In our limited experience we have fitted five females ranging in age from 14 to 41, and one male, age 20. The young man has been the only one who has reverted to a conventional prosthesis. The lady with bilateral fitting has probably had more problems with her prostheses than the others combined, but of course, she gives them much harder use. Also, in the newer prostheses the electronics have been improved. Generally, we have been very satisfied with our results and will continue to recommend myoelectric prostheses when we feel they are indicated. We currently have one man and one more woman awaiting financial approval and fabrication.

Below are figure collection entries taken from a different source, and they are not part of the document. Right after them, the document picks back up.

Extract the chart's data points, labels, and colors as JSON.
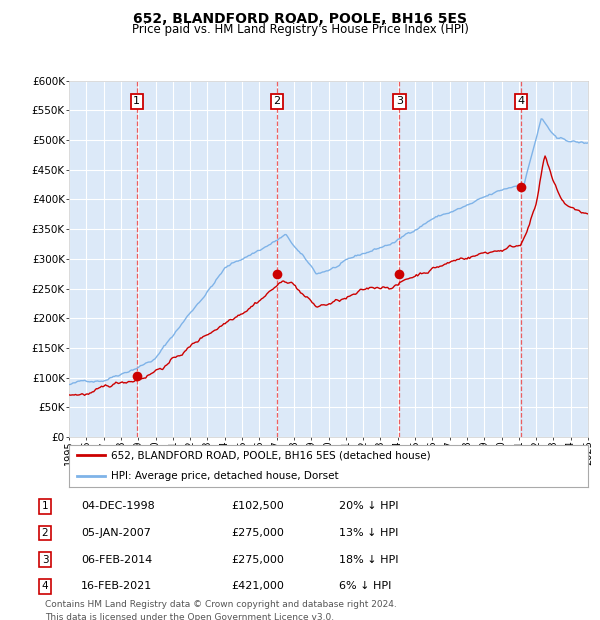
{
  "title": "652, BLANDFORD ROAD, POOLE, BH16 5ES",
  "subtitle": "Price paid vs. HM Land Registry's House Price Index (HPI)",
  "ylim": [
    0,
    600000
  ],
  "yticks": [
    0,
    50000,
    100000,
    150000,
    200000,
    250000,
    300000,
    350000,
    400000,
    450000,
    500000,
    550000,
    600000
  ],
  "ytick_labels": [
    "£0",
    "£50K",
    "£100K",
    "£150K",
    "£200K",
    "£250K",
    "£300K",
    "£350K",
    "£400K",
    "£450K",
    "£500K",
    "£550K",
    "£600K"
  ],
  "background_color": "#ffffff",
  "plot_bg_color": "#dce9f8",
  "grid_color": "#ffffff",
  "purchases": [
    {
      "label": "1",
      "date": 1998.92,
      "price": 102500
    },
    {
      "label": "2",
      "date": 2007.02,
      "price": 275000
    },
    {
      "label": "3",
      "date": 2014.09,
      "price": 275000
    },
    {
      "label": "4",
      "date": 2021.12,
      "price": 421000
    }
  ],
  "legend_line1": "652, BLANDFORD ROAD, POOLE, BH16 5ES (detached house)",
  "legend_line2": "HPI: Average price, detached house, Dorset",
  "table_entries": [
    {
      "num": "1",
      "date": "04-DEC-1998",
      "price": "£102,500",
      "hpi": "20% ↓ HPI"
    },
    {
      "num": "2",
      "date": "05-JAN-2007",
      "price": "£275,000",
      "hpi": "13% ↓ HPI"
    },
    {
      "num": "3",
      "date": "06-FEB-2014",
      "price": "£275,000",
      "hpi": "18% ↓ HPI"
    },
    {
      "num": "4",
      "date": "16-FEB-2021",
      "price": "£421,000",
      "hpi": "6% ↓ HPI"
    }
  ],
  "footnote1": "Contains HM Land Registry data © Crown copyright and database right 2024.",
  "footnote2": "This data is licensed under the Open Government Licence v3.0.",
  "red_line_color": "#cc0000",
  "blue_line_color": "#7fb3e8",
  "dot_color": "#cc0000",
  "vline_color": "#ee4444",
  "number_box_color": "#cc0000"
}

We have had excellent results with preprosthetic training using a myotester, and prosthetic-use training has been minimal. The patients receive their prostheses and immediately start using them in a very natural manner. Those who have worn conventional prostheses really appreciate the absence of a harness!

Certainly, there is still much room for improvement. Myoelectric prostheses are, however, a "giant step"-or a "giant grasp," if you will-beyond what we have had!